I missed the mark. Either she did not possess the processing power necessary to assign two characteristics to one object at the same time, or she was so lacking in give a shit, whatever a customer said passed through her mind like an eel in a fish tank. “The full-cloth, not the mesh back.”
“Great….”
Why was my choice in hat subject to praise? Was it because making the choice quickly made her life more bearable?
Her head tilted to one side as if she had trouble keeping me in focus. “Would you like to look through the font choices?”
“I looked through the typefaces online, I would like number eighteen, Book Antiqua.”
The unusual lack of transaction banter started to make her uncomfortable. I wanted to just start telling her what size lettering and what it should say, but I reasoned waiting for her to ask would help to normalize the situation.
She picked up her pen and blank order form, noted what I already told her, and retreated into deep concentration for an aeon. Someone nearby said, “And oh God, she looked like such a skanky ho….” The sales girl must have noticed me wincing, which jarred her faculties back into motion.
She looked back at me with the rictus grin. “What would you like it to say?”
No amount of preparation would make it any easier for her. “The top line should say ‘Evans’ in forty-eight point bold all caps. The second line should say ‘Funeral Home’ in twenty-eight point normal lettering with ‘F’ and ‘H’ capitalized.

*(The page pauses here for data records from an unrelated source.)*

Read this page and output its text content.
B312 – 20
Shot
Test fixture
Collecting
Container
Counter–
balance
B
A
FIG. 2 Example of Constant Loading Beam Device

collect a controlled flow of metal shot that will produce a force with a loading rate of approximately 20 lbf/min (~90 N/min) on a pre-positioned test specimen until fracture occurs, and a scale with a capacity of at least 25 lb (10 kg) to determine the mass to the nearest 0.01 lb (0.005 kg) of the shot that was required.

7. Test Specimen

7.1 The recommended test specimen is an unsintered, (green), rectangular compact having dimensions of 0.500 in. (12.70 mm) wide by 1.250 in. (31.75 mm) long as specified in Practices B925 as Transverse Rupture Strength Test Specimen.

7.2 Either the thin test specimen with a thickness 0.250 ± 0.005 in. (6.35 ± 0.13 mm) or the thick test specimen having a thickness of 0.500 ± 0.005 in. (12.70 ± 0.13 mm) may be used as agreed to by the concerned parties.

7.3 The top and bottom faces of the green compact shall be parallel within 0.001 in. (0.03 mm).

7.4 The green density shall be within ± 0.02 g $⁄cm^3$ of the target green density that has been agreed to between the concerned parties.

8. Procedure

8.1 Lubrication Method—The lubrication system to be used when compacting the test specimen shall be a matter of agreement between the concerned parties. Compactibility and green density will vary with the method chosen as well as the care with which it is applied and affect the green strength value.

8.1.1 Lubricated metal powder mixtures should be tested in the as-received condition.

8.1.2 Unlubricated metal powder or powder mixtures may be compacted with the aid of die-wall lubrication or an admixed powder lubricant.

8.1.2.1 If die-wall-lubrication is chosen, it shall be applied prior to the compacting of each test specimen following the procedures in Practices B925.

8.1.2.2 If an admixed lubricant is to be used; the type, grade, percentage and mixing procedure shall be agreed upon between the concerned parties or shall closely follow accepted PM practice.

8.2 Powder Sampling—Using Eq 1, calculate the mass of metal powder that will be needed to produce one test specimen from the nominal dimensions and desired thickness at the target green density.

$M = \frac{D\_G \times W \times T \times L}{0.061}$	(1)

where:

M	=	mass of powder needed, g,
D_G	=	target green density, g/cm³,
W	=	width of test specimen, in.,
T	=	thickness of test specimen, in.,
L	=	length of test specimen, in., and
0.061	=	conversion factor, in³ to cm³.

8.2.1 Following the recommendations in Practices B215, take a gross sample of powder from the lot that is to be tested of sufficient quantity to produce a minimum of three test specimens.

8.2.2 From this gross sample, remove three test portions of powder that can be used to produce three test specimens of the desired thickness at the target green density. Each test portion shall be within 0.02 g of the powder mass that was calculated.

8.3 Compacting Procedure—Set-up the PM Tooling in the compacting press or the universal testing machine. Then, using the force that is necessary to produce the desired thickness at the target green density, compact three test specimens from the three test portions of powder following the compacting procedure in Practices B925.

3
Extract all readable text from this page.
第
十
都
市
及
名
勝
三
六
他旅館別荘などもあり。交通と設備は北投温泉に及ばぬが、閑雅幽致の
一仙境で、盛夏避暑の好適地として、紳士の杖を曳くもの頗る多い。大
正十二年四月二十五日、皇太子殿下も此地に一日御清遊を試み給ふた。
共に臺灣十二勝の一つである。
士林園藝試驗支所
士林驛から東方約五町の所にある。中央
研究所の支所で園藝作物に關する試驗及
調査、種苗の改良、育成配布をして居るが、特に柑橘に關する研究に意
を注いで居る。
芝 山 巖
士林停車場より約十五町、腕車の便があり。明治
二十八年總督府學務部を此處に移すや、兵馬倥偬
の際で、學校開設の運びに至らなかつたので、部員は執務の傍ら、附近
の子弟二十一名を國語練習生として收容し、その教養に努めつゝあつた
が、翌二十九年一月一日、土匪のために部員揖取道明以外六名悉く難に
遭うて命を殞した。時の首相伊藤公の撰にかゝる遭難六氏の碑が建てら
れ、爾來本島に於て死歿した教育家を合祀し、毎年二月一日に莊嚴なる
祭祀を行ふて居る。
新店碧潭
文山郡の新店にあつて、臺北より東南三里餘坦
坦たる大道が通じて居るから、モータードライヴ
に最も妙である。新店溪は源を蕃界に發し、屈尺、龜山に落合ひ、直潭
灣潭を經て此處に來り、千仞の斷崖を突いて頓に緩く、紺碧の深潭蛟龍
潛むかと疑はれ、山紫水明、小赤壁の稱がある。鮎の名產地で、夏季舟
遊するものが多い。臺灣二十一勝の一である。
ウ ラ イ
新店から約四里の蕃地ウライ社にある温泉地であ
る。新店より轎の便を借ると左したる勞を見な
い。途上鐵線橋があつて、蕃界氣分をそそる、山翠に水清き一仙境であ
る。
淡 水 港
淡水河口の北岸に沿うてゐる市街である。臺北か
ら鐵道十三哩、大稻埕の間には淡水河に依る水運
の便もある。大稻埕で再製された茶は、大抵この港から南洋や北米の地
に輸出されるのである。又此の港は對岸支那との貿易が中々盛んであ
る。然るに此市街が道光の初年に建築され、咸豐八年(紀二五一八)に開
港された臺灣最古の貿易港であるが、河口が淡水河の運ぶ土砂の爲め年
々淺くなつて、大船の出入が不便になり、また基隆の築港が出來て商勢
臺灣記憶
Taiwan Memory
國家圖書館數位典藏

She nodded as she wrote, and then kept nodding as the meaning of the words sank in. Her head went up and down for what I would swear was a good twenty seconds.
I had prepared an explanation. Not a good one. I don’t think a good one exists.
“I lost my hat at work. My boss will charge me fifty dollars to replace it.”
It gave her enough normalization to stop bobbing her head. “Oh, you’re a mortician.”
“Yes.”
Another painful pause. I know that decorum dictates some kind of apology or excuse for having a job until recently performed only by untouchables. Better to leave as little memory behind as possible in case she gets questioned.
Putting my headphones back on, I took a seat on a nearby bench until she completed the cap. Her hands shook as she took the blank hat off the rack and fed it into the clever machine that did the stitching. If I had only known that working at a funeral home would cause people to recoil in terror, I would have made it my trade a long time ago. Or at least have worn the uniform. Alas, with my upcoming crime I couldn’t risk attracting attention to myself that way.
I tried not to watch. Looking too eager would only add to her suspicions. Instead, as I have practiced doing for the past decade, I closed my eyes, leaned back, and retreated into my own mind. It was time to plan the next phase.